Originally aired July 12, 2010
- 1 pound ground sirloin
- 1 pound ground chuck
- Salt and pepper
- 2 tablespoons sweet paprika, a couple of palmfuls
- 1/4 cup flat-leaf parsley, finely chopped
- EVOO Extra Virgin Olive Oil, for drizzling
- 3 tablespoons butter
- 1/4 cup minced white onion
- 2 large cloves garlic, finely chopped
- 2 tablespoons flour
- 1 cup whole milk
- 2 cups loosely packed shredded yellow cheddar cheese
- 1 4-ounce jar of pimientos, drained well, finely chopped
- 1 teaspoon Worcestershire sauce, eyeball the amount
- Few dashes hot sauce, to your taste
- 4 burger rolls, split
- Deli pickles, halved lengthwise
- Fancy chips
Combine meat with salt, pepper, paprika and parsley. Form 4 large patties, making them thinner at middle for even cooking and to counteract the bulging of the meat as it cooks. Drizzle burgers with EVOO to coat.
Heat a large, cast-iron skillet over medium-high heat. Cook burgers 8 minutes turning once for medium-rare and up to 12 minutes for medium-well.

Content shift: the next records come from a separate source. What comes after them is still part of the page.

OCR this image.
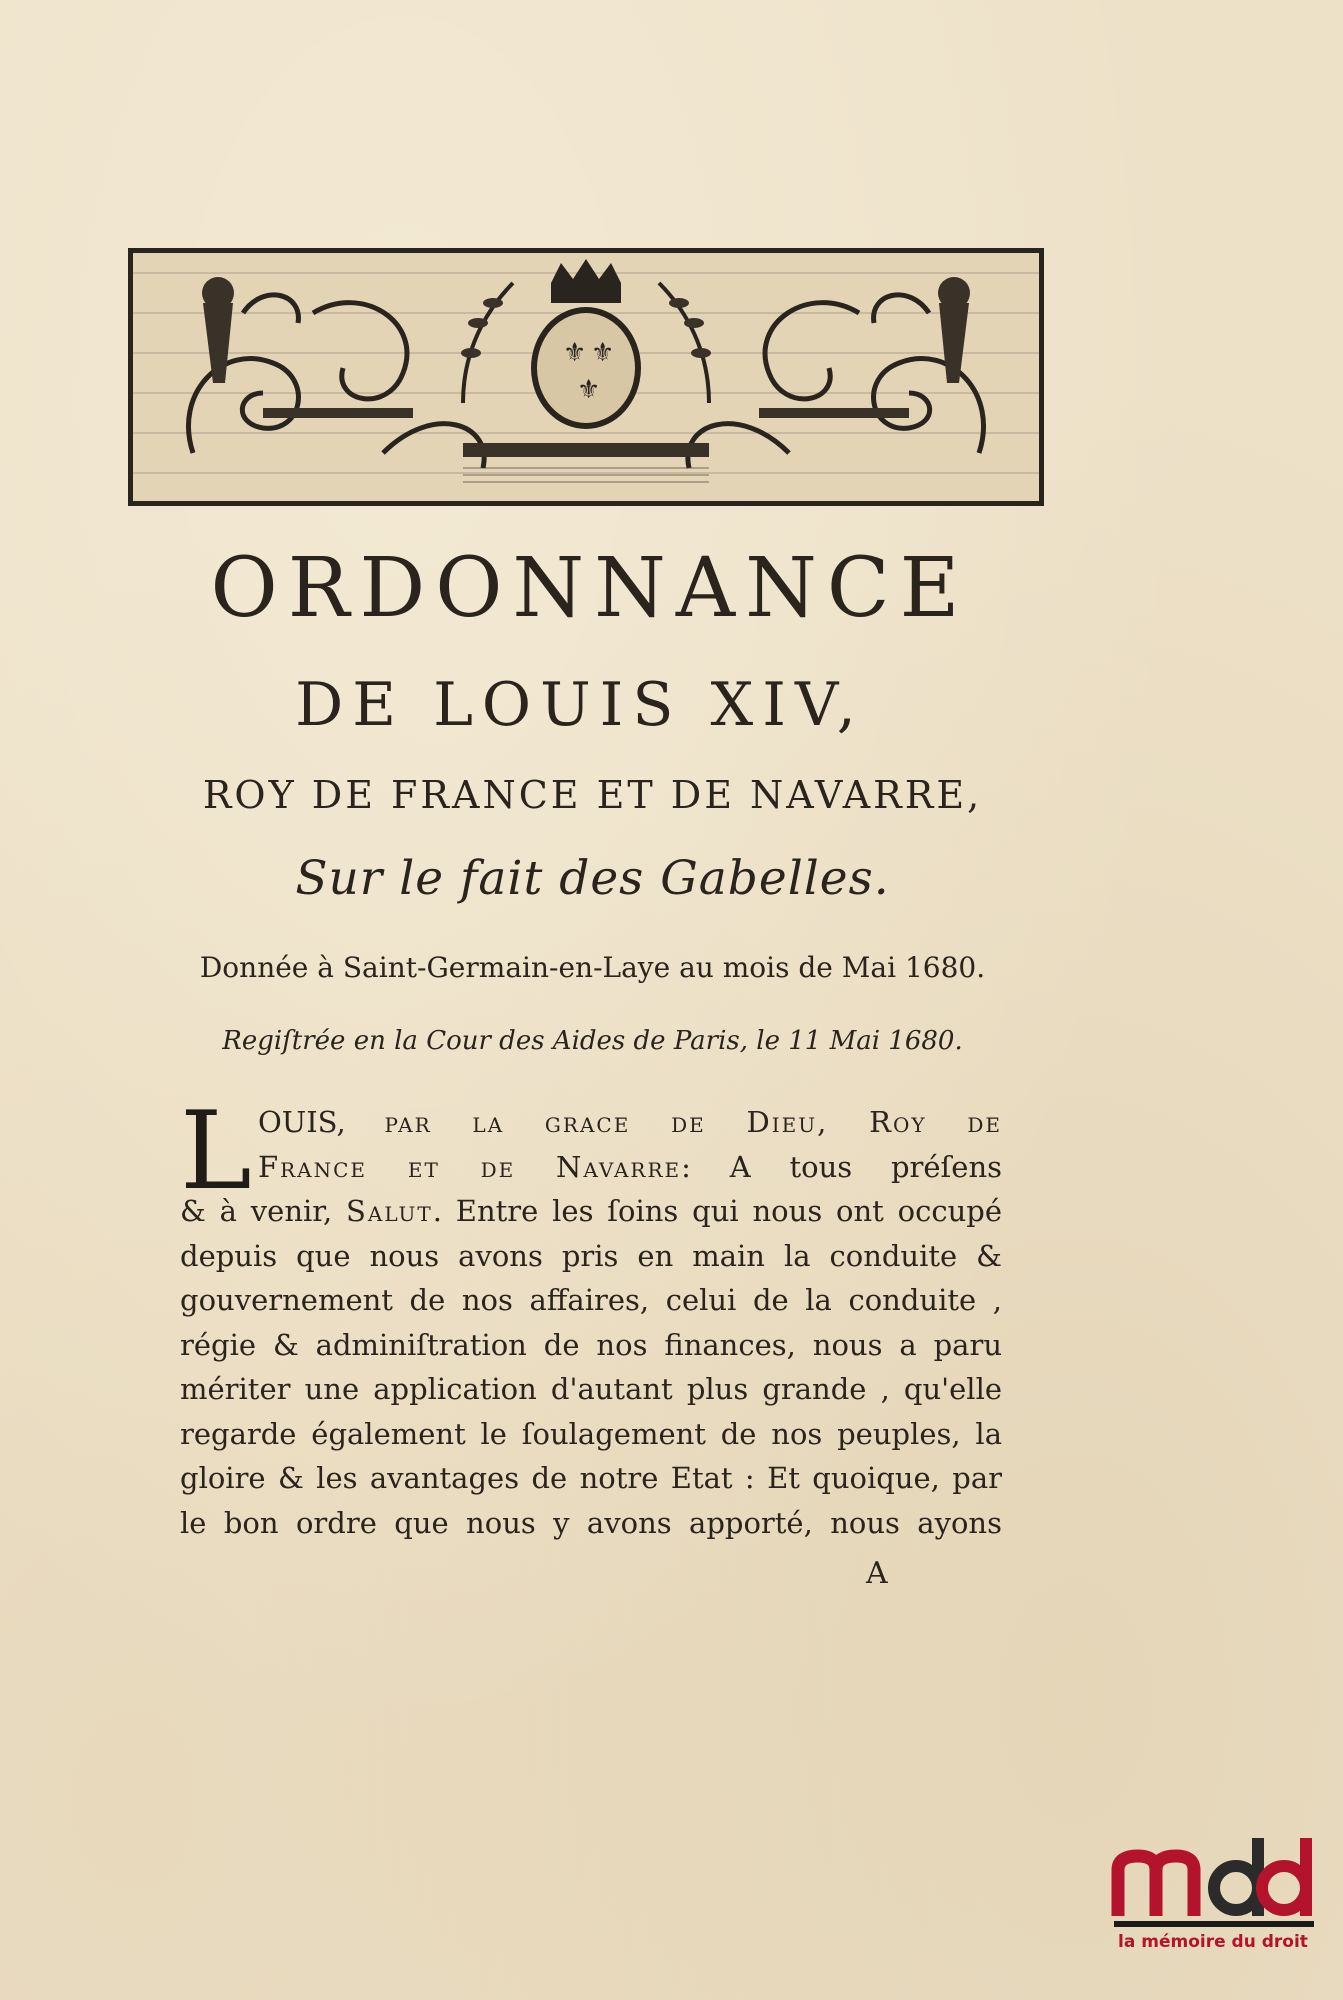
⚜ ⚜
⚜
ORDONNANCE
DE LOUIS XIV,
ROY DE FRANCE ET DE NAVARRE,
Sur le fait des Gabelles.
Donnée à Saint-Germain-en-Laye au mois de Mai 1680.
Regiſtrée en la Cour des Aides de Paris, le 11 Mai 1680.
L OUIS, par la grace de Dieu, Roy de
France et de Navarre: A tous préſens
& à venir, Salut. Entre les ſoins qui nous ont occupé
depuis que nous avons pris en main la conduite &
gouvernement de nos affaires, celui de la conduite ,
régie & adminiſtration de nos finances, nous a paru
mériter une application d'autant plus grande , qu'elle
regarde également le ſoulagement de nos peuples, la
gloire & les avantages de notre Etat : Et quoique, par
le bon ordre que nous y avons apporté, nous ayons
A
la mémoire du droit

In a medium saucepot over medium to medium-low heat, melt butter, then add onions and garlic and cook 5 minutes. Add flour and stir to combine. Add milk and heat through for a minute, then melt the cheese into milk the sauce will be very thick, barely spoonable. Add pimientos, Worcestershire, hot sauce and season with salt and pepper to taste.
Serve burgers on buns with pimiento cheese sauce on top and a pickle and chips alongside.